One pattern I used recently was httrack + w3m dump + sgpt images with gpt vision to generate a 278K token specific knowledge base with a custom perl hack for a RAG that preserved the outline of the knowledge.
Which brings me to my question for you - have you seen anything unix philosophy aligned for processing inputs and doing RAG locally?
EDIT. Turns out OP has done quite a bit toward what I’m asking. Written up here:
https://simonwillison.net/2023/Oct/23/embeddings/
Something I’m currently a bit hung up on is finding a toolchain for chunking content on which to create embeddings. Ideally it would detect location context, like section “2.1 Failover” or “Chapter 8: The dream” or whatever from the original text, also handle 80 character wide source unwrapping, smart splitting so paragraphs are kept together, etc etc.
That's the same problem I haven't figured out yet: the best strategies for chunking. I'm hoping good, well proven patterns emerge soon so I can integrate them into my various tools.
I’ve been looking at this
https://freeling-user-manual.readthedocs.io/en/v4.2/modules/...

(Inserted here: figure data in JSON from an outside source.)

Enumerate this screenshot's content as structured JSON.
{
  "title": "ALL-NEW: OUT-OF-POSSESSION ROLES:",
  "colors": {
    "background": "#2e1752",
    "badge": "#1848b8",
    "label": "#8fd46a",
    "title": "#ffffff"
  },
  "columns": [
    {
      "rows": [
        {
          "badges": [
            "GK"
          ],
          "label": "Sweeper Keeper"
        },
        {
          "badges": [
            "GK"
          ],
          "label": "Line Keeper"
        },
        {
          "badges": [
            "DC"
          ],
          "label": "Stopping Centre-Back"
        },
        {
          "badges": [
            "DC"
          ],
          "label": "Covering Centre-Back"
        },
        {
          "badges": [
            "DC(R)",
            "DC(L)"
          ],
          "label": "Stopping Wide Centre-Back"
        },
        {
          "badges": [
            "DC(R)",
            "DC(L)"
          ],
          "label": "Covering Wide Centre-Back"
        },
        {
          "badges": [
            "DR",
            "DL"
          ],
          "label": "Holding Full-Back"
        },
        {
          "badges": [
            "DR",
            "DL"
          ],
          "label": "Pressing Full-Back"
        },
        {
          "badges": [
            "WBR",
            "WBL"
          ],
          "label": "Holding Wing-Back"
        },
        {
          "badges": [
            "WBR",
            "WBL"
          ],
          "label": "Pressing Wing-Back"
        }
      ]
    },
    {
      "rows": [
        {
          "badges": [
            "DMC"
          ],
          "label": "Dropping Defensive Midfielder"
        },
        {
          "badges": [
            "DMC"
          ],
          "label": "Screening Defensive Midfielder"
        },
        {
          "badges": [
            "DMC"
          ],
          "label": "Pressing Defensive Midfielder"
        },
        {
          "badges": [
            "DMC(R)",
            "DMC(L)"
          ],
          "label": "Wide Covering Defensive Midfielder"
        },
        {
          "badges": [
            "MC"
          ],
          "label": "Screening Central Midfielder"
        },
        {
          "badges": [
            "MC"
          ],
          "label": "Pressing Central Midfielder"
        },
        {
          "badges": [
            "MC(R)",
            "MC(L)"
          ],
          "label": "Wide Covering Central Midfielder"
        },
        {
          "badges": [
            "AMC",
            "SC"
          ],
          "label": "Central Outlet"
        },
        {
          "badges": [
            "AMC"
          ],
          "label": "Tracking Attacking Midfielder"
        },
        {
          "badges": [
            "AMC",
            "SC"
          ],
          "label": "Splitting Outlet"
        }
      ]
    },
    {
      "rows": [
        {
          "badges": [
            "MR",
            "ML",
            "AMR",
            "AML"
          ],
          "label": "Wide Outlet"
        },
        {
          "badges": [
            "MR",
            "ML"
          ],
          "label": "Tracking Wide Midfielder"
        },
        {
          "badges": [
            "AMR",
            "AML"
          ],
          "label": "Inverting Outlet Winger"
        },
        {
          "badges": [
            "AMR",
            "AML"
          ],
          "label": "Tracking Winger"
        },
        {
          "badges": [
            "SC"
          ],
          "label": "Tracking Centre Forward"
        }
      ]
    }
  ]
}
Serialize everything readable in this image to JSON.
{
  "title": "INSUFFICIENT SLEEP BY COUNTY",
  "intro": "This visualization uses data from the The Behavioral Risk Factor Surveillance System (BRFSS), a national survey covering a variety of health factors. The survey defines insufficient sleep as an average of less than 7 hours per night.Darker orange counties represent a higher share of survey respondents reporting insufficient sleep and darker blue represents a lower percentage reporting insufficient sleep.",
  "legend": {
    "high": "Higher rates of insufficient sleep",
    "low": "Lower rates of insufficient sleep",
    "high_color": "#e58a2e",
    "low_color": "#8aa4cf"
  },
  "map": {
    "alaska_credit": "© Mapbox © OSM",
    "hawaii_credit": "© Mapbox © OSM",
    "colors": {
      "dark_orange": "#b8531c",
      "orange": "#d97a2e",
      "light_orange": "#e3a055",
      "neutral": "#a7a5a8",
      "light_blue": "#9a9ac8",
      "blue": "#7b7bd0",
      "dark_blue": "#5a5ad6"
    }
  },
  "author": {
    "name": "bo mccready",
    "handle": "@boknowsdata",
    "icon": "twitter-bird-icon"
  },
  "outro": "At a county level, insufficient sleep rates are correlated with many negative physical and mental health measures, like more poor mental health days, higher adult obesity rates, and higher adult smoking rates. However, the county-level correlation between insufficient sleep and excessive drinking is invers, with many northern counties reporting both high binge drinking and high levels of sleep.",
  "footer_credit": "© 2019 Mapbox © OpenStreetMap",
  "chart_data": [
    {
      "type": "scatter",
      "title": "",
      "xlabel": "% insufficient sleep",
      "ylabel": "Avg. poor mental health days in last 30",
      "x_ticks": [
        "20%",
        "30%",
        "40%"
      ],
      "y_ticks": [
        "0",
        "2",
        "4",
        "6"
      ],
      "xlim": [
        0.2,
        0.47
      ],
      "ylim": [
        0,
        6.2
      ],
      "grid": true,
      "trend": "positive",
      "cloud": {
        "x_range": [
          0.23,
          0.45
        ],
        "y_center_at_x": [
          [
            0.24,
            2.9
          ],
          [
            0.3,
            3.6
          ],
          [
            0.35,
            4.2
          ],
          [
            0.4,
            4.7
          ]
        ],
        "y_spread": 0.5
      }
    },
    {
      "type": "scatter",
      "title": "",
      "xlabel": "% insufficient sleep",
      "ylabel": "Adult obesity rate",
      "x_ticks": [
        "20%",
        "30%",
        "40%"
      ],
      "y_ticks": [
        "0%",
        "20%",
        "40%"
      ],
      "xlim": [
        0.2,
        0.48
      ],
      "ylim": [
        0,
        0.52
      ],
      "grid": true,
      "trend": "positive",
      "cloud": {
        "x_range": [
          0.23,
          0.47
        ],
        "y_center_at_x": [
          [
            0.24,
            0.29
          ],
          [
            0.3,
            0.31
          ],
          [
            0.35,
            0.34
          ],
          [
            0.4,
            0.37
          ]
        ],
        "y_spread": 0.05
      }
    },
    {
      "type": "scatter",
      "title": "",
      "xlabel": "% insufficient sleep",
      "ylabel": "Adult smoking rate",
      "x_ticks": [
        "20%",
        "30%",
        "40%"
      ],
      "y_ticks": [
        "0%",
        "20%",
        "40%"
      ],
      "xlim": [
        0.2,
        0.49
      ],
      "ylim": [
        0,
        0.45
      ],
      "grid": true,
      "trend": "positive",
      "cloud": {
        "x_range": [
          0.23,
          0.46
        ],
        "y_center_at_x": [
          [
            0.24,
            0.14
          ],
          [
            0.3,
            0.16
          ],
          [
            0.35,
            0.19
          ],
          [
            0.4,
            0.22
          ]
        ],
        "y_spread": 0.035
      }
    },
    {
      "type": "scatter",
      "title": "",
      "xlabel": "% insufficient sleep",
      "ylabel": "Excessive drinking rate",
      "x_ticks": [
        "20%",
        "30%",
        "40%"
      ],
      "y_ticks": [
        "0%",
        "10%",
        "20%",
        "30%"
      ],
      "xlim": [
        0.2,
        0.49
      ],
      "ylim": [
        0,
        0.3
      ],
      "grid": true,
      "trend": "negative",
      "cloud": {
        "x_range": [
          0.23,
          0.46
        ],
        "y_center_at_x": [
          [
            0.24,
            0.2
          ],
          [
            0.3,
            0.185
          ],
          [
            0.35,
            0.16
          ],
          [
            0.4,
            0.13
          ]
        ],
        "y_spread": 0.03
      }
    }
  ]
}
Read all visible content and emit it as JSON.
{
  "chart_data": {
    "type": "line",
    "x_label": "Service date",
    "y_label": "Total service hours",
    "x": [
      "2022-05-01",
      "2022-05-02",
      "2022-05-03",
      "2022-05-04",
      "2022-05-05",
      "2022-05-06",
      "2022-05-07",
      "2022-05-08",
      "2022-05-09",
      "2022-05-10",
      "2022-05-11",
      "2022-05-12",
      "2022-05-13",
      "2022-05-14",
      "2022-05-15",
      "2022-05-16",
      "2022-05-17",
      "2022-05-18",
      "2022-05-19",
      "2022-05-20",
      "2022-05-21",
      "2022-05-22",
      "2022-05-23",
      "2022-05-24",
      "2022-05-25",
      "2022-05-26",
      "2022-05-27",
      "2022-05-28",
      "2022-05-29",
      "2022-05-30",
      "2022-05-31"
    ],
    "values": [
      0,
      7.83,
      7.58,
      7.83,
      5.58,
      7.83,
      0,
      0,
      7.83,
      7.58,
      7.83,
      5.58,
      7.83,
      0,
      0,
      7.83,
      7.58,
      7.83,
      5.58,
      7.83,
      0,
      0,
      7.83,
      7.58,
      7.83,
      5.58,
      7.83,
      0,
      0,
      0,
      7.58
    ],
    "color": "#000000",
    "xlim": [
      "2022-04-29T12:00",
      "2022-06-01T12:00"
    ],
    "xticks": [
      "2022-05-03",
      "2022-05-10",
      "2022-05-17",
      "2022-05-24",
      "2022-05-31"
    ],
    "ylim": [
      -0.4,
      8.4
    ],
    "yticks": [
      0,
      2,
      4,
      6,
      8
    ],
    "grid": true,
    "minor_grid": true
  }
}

at the freeling library in general, also spaCy and NLTK. The chunking algorithms being used in the likes of LangChain are remarkably bad surprisingly.
There is also
https://github.com/Unstructured-IO/unstructured
But I don’t like it, can’t explain why yet.
My intuition is that 1st step is clean sentences and paragraphs and titles/labels/headers. Then probably an LLM can handle outlining and table of contents generation using a stripped down list of objects in the text.
BRIO/BERT summarization could also have a role of some type.
Those are my ideas so far.
A quick glance at "embedding" reminds me a lot of some work I was doing on quantum computing.
I wonder if there is some crossover potential there, in terms of calculations across vector arrays
I'm heavily using https://github.com/go-go-golems/geppetto for my work, which has a CLI mode and TUI chat mode. It exposes prompt templates as command line verbs, which it can load from multiple "repositories".
I maintain a set of prompts for each repository I am working in (alongside custom "prompto" https://github.com/go-go-golems/prompto scripts that generate dynamic prompting context, i made quite a few for thirdparty libraries for example: https://github.com/go-go-golems/promptos ).
Here's some of the public prompts I use: https://github.com/go-go-golems/geppetto/tree/main/cmd/pinoc...
I am currently working on a declarative agent framework.